Defense industry insiders have “textbook answers” to explain the rationale for the nuclear triad. “But as a nation we have to have a discussion about how much, why it’s important, why it keeps us a great power and why each leg keeps the other two legs credible,” he said. “As long as you have a triad it’s highly unlikely anyone will get an edge on us.”
Where the Pentagon goes next with the third offset strategy has become a parlor game in national security circles. Defense analysts worry that the Pentagon’s lumbering decision-making machinery will bog down efforts.
Whatever comes out of the third offset strategy will only “buy us five or 10 years,” said Jerry Hendrix, senior fellow at the Center for a New American Security. “It’s going to have to be a continuous R&D effort to stay ahead of competitors.”
The commercial industry is continuously leaking technical data that is allowing U.S. adversaries to produce stealth and precision targeting weapons, Hendrix said March 9 at a Cato Institute forum.
“What is happening in the world of technology is fundamentally changing,” said Andrew P. Hunter, senior fellow at the Center for Strategic and International Studies. At least two-thirds of global R&D investment comes from the private sector, he noted. This has fueled innovation on a global scale but the “dark side” of this trend has been the widespread availability of technology that can be exploited and used against the U.S. military.
“Commercial technology has increasing relevance to military applications,” Hunter said. Technology that allows pinpoint targeting is one of the most glaring examples. The electronics that revolutionized warfare in the 1980s and 1990s and required hundreds of millions of dollars in military investment now are mass-produced and applied to consumer products. “I can image something, I can geo-locate it. I can transmit that data back to someone and show them exactly what needs to be blown up,” Hunter said. This is a big “paradigm change that the department has to deal with,” he added. “They are trying to deal with it. The third offset is intended to respond to the fact that the technological advantage the United States has enjoined is narrowing.”

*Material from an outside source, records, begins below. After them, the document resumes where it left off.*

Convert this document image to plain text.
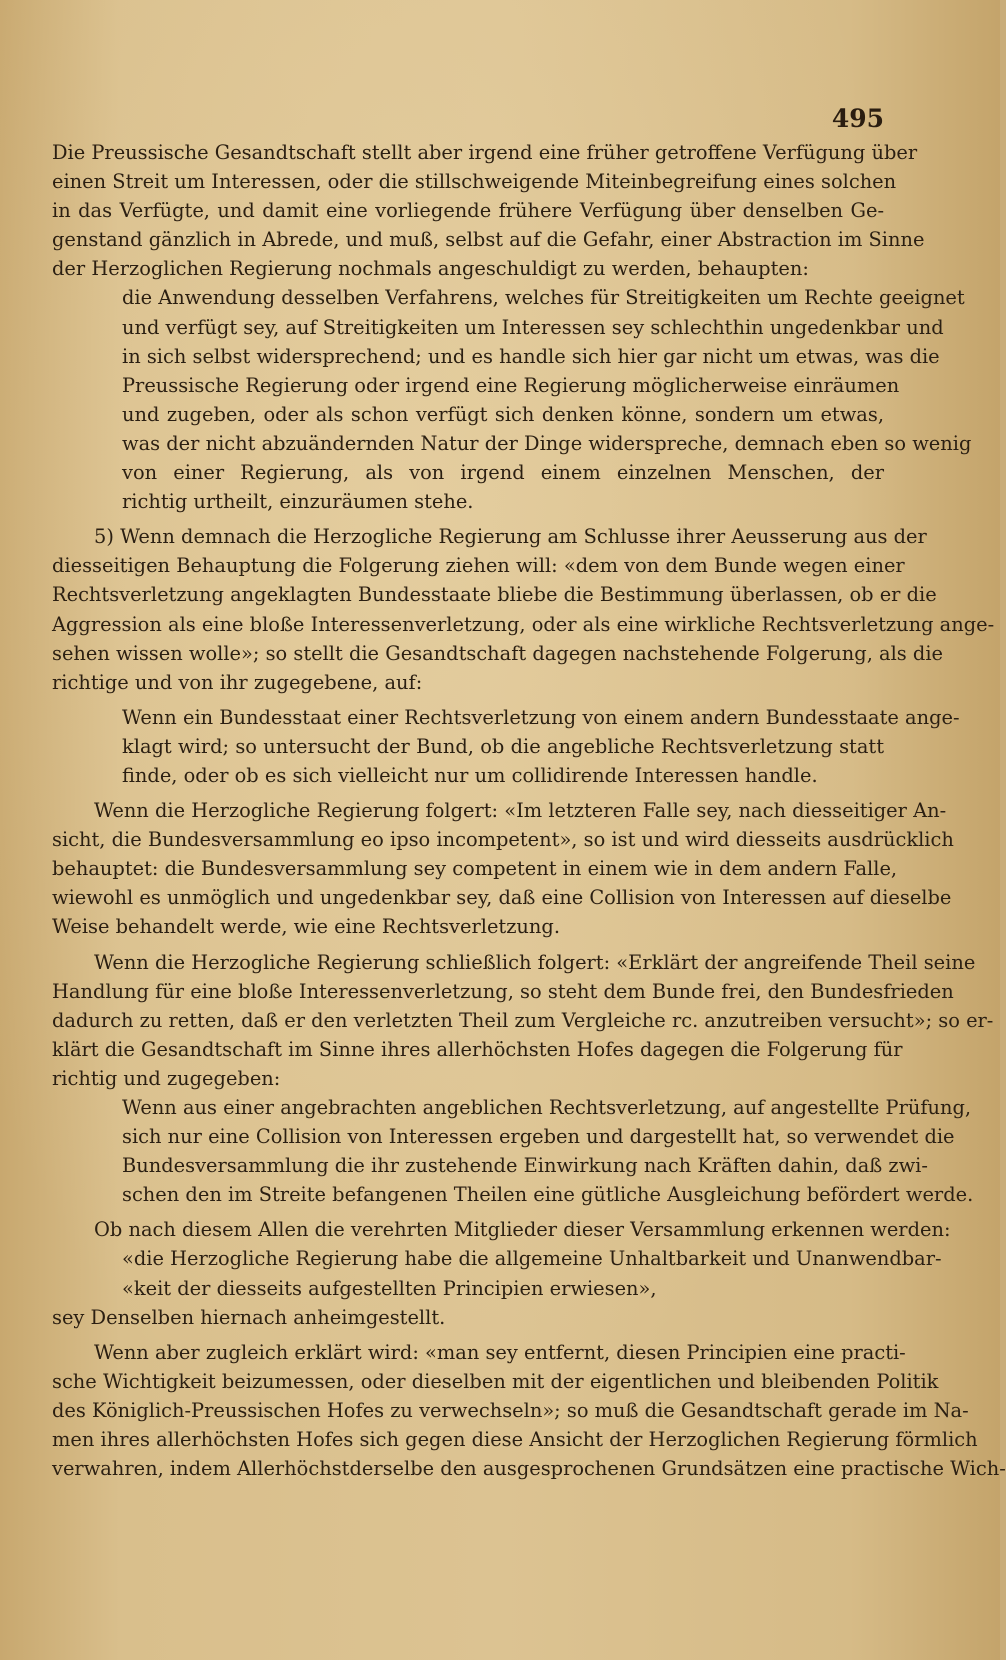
495
Die Preussische Gesandtschaft stellt aber irgend eine früher getroffene Verfügung über
einen Streit um Interessen, oder die stillschweigende Miteinbegreifung eines solchen
in das Verfügte, und damit eine vorliegende frühere Verfügung über denselben Ge-
genstand gänzlich in Abrede, und muß, selbst auf die Gefahr, einer Abstraction im Sinne
der Herzoglichen Regierung nochmals angeschuldigt zu werden, behaupten:
die Anwendung desselben Verfahrens, welches für Streitigkeiten um Rechte geeignet
und verfügt sey, auf Streitigkeiten um Interessen sey schlechthin ungedenkbar und
in sich selbst widersprechend; und es handle sich hier gar nicht um etwas, was die
Preussische Regierung oder irgend eine Regierung möglicherweise einräumen
und zugeben, oder als schon verfügt sich denken könne, sondern um etwas,
was der nicht abzuändernden Natur der Dinge widerspreche, demnach eben so wenig
von einer Regierung, als von irgend einem einzelnen Menschen, der
richtig urtheilt, einzuräumen stehe.
5) Wenn demnach die Herzogliche Regierung am Schlusse ihrer Aeusserung aus der
diesseitigen Behauptung die Folgerung ziehen will: «dem von dem Bunde wegen einer
Rechtsverletzung angeklagten Bundesstaate bliebe die Bestimmung überlassen, ob er die
Aggression als eine bloße Interessenverletzung, oder als eine wirkliche Rechtsverletzung ange-
sehen wissen wolle»; so stellt die Gesandtschaft dagegen nachstehende Folgerung, als die
richtige und von ihr zugegebene, auf:
Wenn ein Bundesstaat einer Rechtsverletzung von einem andern Bundesstaate ange-
klagt wird; so untersucht der Bund, ob die angebliche Rechtsverletzung statt
finde, oder ob es sich vielleicht nur um collidirende Interessen handle.
Wenn die Herzogliche Regierung folgert: «Im letzteren Falle sey, nach diesseitiger An-
sicht, die Bundesversammlung eo ipso incompetent», so ist und wird diesseits ausdrücklich
behauptet: die Bundesversammlung sey competent in einem wie in dem andern Falle,
wiewohl es unmöglich und ungedenkbar sey, daß eine Collision von Interessen auf dieselbe
Weise behandelt werde, wie eine Rechtsverletzung.
Wenn die Herzogliche Regierung schließlich folgert: «Erklärt der angreifende Theil seine
Handlung für eine bloße Interessenverletzung, so steht dem Bunde frei, den Bundesfrieden
dadurch zu retten, daß er den verletzten Theil zum Vergleiche rc. anzutreiben versucht»; so er-
klärt die Gesandtschaft im Sinne ihres allerhöchsten Hofes dagegen die Folgerung für
richtig und zugegeben:
Wenn aus einer angebrachten angeblichen Rechtsverletzung, auf angestellte Prüfung,
sich nur eine Collision von Interessen ergeben und dargestellt hat, so verwendet die
Bundesversammlung die ihr zustehende Einwirkung nach Kräften dahin, daß zwi-
schen den im Streite befangenen Theilen eine gütliche Ausgleichung befördert werde.
Ob nach diesem Allen die verehrten Mitglieder dieser Versammlung erkennen werden:
«die Herzogliche Regierung habe die allgemeine Unhaltbarkeit und Unanwendbar-
«keit der diesseits aufgestellten Principien erwiesen»,
sey Denselben hiernach anheimgestellt.
Wenn aber zugleich erklärt wird: «man sey entfernt, diesen Principien eine practi-
sche Wichtigkeit beizumessen, oder dieselben mit der eigentlichen und bleibenden Politik
des Königlich-Preussischen Hofes zu verwechseln»; so muß die Gesandtschaft gerade im Na-
men ihres allerhöchsten Hofes sich gegen diese Ansicht der Herzoglichen Regierung förmlich
verwahren, indem Allerhöchstderselbe den ausgesprochenen Grundsätzen eine practische Wich-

The Pentagon cannot stop the increasing democratization of technology, but it can change how it buys and employs technology. “How do we change our system, our way of doing things to adapt to a cycle of months, not years?” Hunter asked. “It’s possible that the person who can adapt more quickly wins, and the technology revolution gives the advantage to the one that adapts faster.” Hunter gives the Pentagon credit for putting emphasis on the “human element” as part of the third offset discussion. “How to use technology in new ways is important.”